Through making abstract digital collages out of the most vibrant memories or
immediate connections to each places I’ve lived, such as specific colors, sound, and
nostalgic details, the disposed places of the past that I used to call home form fluidly
as flexible structures.”
Nikki Vene's most recent series of paintings, Night-Walk, explores architectural spaces in and
around the city of Portland. These paintings reference her personal perspective as solitary
spectator, a city-goer who traverses by foot, and due to her nocturnal tendencies, mainly at
night. Within Vene's artistic practice, she engages in acts of flâneurie, a removed, somewhat
voyeuristic form of observing the urban landscape. This curious yet distanced way of looking is
first documented by photographs taken on the street, so that details of the momentary
observation may be referenced later on in the painting process.

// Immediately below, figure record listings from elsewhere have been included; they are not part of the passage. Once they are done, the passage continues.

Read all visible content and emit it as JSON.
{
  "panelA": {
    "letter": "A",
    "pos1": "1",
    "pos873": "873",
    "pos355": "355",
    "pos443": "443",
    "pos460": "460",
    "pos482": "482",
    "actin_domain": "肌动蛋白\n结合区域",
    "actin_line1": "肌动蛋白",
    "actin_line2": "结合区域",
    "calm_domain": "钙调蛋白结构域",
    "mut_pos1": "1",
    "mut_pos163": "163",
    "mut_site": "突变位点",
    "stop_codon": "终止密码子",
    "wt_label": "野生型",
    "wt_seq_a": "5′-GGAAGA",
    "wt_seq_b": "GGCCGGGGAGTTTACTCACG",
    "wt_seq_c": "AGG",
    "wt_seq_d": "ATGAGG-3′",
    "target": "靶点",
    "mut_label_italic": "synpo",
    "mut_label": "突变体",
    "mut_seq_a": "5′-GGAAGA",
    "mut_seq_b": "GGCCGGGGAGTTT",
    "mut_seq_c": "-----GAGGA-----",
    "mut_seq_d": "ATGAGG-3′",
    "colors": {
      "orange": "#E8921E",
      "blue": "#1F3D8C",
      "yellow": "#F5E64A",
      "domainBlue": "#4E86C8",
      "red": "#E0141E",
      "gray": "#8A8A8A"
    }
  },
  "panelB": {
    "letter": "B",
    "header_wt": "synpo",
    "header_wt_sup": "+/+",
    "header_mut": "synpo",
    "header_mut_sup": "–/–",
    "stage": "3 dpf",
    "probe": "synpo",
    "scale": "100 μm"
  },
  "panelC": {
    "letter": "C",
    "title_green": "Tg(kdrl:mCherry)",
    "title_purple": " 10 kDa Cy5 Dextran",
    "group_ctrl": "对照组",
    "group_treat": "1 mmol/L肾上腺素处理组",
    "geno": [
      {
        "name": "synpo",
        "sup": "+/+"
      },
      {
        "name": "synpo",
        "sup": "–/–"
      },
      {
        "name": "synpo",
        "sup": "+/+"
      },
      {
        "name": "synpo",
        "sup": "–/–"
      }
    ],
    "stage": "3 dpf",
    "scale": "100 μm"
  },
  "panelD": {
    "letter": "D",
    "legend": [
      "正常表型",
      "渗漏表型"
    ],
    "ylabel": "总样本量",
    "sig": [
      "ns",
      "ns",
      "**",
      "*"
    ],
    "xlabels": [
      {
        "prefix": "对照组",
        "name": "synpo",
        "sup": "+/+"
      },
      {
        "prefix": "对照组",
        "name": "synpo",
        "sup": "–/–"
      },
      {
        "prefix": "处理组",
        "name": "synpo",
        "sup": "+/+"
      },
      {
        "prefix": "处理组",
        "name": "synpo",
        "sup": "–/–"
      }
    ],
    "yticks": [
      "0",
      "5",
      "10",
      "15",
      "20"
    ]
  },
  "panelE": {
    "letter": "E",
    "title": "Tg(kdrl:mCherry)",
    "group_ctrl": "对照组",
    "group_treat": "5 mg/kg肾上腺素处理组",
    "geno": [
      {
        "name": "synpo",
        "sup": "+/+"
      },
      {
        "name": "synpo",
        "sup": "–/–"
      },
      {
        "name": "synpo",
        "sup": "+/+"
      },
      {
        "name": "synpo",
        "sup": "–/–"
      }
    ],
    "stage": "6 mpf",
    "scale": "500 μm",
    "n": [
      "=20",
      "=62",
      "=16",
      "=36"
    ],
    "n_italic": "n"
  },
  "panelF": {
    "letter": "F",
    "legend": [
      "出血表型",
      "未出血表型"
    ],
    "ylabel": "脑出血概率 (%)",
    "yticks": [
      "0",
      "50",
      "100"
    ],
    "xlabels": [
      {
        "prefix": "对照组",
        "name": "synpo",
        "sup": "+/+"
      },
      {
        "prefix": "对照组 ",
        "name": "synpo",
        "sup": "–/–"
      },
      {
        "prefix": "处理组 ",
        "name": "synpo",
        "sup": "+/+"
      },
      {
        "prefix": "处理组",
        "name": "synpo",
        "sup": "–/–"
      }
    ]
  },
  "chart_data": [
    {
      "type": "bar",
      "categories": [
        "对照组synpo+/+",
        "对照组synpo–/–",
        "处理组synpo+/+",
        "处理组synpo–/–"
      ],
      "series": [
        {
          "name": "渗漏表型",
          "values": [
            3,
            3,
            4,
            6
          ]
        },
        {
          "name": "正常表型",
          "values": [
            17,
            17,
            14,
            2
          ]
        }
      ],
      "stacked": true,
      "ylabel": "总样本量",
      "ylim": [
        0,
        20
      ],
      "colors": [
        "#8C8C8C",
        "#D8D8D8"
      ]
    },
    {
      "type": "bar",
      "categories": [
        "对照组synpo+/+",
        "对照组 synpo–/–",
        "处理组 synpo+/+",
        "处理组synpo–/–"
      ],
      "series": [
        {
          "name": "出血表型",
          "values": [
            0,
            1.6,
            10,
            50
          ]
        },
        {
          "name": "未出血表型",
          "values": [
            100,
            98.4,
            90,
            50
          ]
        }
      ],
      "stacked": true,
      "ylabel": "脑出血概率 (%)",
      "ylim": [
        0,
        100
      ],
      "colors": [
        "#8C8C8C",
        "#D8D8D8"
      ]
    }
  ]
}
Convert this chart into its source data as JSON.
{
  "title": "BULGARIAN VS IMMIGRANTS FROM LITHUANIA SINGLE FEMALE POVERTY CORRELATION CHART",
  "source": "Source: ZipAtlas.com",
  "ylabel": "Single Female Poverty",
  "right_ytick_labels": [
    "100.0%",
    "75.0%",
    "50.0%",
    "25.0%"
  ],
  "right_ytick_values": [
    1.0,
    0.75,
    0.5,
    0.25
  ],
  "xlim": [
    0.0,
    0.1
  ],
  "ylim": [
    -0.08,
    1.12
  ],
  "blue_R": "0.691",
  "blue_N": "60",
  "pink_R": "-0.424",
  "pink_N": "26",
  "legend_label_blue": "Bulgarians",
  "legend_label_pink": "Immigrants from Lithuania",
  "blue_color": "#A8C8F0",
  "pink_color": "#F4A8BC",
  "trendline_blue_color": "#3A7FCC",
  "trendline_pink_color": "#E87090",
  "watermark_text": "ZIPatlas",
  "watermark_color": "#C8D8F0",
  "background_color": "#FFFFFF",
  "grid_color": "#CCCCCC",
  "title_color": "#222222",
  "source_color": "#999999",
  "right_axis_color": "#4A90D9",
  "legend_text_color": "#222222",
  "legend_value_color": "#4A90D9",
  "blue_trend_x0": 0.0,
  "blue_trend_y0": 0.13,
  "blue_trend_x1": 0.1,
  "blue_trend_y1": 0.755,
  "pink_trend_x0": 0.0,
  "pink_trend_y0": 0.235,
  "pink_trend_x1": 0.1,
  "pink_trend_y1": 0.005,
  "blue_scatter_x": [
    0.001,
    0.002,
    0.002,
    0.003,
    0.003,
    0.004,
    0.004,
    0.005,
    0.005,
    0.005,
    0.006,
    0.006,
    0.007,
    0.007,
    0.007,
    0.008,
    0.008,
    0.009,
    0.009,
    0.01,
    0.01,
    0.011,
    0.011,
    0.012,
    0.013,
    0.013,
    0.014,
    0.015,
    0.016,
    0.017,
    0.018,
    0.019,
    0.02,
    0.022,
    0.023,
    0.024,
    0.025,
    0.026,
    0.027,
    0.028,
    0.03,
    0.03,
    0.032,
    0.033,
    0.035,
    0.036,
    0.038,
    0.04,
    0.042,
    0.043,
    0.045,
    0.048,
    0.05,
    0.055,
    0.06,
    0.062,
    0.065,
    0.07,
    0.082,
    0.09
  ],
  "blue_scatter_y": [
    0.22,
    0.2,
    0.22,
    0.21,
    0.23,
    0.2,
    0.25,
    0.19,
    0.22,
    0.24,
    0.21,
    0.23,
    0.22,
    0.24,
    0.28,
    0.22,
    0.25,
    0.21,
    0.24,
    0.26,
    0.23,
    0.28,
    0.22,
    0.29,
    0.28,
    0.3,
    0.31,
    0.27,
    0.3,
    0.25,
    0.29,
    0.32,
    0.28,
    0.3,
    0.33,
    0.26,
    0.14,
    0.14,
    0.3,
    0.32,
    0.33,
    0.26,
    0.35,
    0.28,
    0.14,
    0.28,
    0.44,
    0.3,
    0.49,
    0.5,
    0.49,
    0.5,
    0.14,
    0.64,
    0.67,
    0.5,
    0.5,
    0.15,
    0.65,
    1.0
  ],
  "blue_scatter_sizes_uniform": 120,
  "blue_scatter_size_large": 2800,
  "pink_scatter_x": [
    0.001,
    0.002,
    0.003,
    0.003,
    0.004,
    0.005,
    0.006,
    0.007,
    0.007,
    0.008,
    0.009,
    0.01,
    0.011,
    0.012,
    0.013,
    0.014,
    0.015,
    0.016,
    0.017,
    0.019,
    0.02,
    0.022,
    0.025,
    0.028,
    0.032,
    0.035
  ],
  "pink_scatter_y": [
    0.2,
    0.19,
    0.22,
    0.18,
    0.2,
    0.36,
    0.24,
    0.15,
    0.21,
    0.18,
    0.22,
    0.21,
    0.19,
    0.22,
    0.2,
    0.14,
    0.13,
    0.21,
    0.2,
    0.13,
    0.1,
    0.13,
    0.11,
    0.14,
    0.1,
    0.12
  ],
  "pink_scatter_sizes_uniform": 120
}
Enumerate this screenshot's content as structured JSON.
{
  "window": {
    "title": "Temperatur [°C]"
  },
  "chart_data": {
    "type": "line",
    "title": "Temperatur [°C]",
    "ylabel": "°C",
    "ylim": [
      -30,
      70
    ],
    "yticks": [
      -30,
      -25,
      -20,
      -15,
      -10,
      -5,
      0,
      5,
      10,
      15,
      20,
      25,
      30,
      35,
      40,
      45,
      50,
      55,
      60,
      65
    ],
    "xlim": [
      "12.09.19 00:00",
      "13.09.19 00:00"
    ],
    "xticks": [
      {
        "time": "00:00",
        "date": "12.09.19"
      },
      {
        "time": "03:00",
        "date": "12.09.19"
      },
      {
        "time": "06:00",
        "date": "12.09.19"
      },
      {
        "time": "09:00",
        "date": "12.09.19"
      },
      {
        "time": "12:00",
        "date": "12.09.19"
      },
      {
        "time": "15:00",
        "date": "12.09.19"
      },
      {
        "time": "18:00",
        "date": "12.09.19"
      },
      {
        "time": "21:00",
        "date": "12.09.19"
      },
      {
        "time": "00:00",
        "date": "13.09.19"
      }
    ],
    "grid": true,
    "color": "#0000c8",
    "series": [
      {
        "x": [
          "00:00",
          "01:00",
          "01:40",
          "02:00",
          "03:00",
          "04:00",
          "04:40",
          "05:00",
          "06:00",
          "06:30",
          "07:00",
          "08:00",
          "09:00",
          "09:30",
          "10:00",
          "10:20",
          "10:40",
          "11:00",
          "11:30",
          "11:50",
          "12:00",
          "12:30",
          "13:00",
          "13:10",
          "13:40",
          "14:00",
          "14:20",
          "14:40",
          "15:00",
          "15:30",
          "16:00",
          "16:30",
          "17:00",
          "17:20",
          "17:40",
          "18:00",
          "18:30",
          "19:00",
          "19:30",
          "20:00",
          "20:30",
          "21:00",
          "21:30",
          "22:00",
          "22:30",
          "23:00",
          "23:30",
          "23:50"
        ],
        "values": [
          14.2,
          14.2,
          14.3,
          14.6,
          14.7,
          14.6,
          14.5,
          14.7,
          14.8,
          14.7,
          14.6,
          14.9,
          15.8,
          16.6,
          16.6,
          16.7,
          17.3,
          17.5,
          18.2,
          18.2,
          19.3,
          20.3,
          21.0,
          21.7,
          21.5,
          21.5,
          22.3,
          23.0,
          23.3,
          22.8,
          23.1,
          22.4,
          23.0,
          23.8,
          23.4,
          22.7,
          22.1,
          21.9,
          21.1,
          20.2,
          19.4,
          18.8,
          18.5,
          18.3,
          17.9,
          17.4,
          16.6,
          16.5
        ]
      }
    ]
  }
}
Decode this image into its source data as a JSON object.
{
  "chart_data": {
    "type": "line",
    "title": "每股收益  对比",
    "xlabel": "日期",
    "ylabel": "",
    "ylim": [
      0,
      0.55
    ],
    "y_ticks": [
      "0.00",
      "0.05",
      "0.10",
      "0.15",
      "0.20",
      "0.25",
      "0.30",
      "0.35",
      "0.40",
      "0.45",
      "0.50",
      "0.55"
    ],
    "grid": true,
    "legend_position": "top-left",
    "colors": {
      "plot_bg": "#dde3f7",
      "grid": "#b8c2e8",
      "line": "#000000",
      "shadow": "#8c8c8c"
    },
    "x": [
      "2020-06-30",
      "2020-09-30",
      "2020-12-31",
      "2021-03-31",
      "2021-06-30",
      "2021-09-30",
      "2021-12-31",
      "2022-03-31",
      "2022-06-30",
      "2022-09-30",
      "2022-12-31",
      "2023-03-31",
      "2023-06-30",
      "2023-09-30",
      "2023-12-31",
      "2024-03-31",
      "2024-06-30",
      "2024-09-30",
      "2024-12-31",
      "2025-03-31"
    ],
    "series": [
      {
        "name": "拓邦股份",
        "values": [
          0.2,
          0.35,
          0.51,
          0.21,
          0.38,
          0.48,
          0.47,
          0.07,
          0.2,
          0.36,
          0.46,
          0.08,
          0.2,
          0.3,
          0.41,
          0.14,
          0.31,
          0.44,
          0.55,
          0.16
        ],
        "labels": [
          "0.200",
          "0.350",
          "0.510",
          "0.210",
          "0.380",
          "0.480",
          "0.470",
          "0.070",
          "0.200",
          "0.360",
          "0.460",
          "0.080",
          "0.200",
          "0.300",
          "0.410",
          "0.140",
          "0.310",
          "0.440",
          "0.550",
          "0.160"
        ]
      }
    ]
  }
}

When translating the image onto canvas, the ordinary, quiet spaces found in Vene’s
photographic work begin to transform from strict representation into spaces of abstraction, or
other worlds of reality all together. These painted architectural spaces call upon the viewer's
imagination to fill in the blanks, to complete the image, to discern areas of ambiguity or to fully
immerse themselves in its illusion. The viewer has full autonomy to witness painted worlds as
their own, taking on a sense of empowerment and the position of the realized dreamer.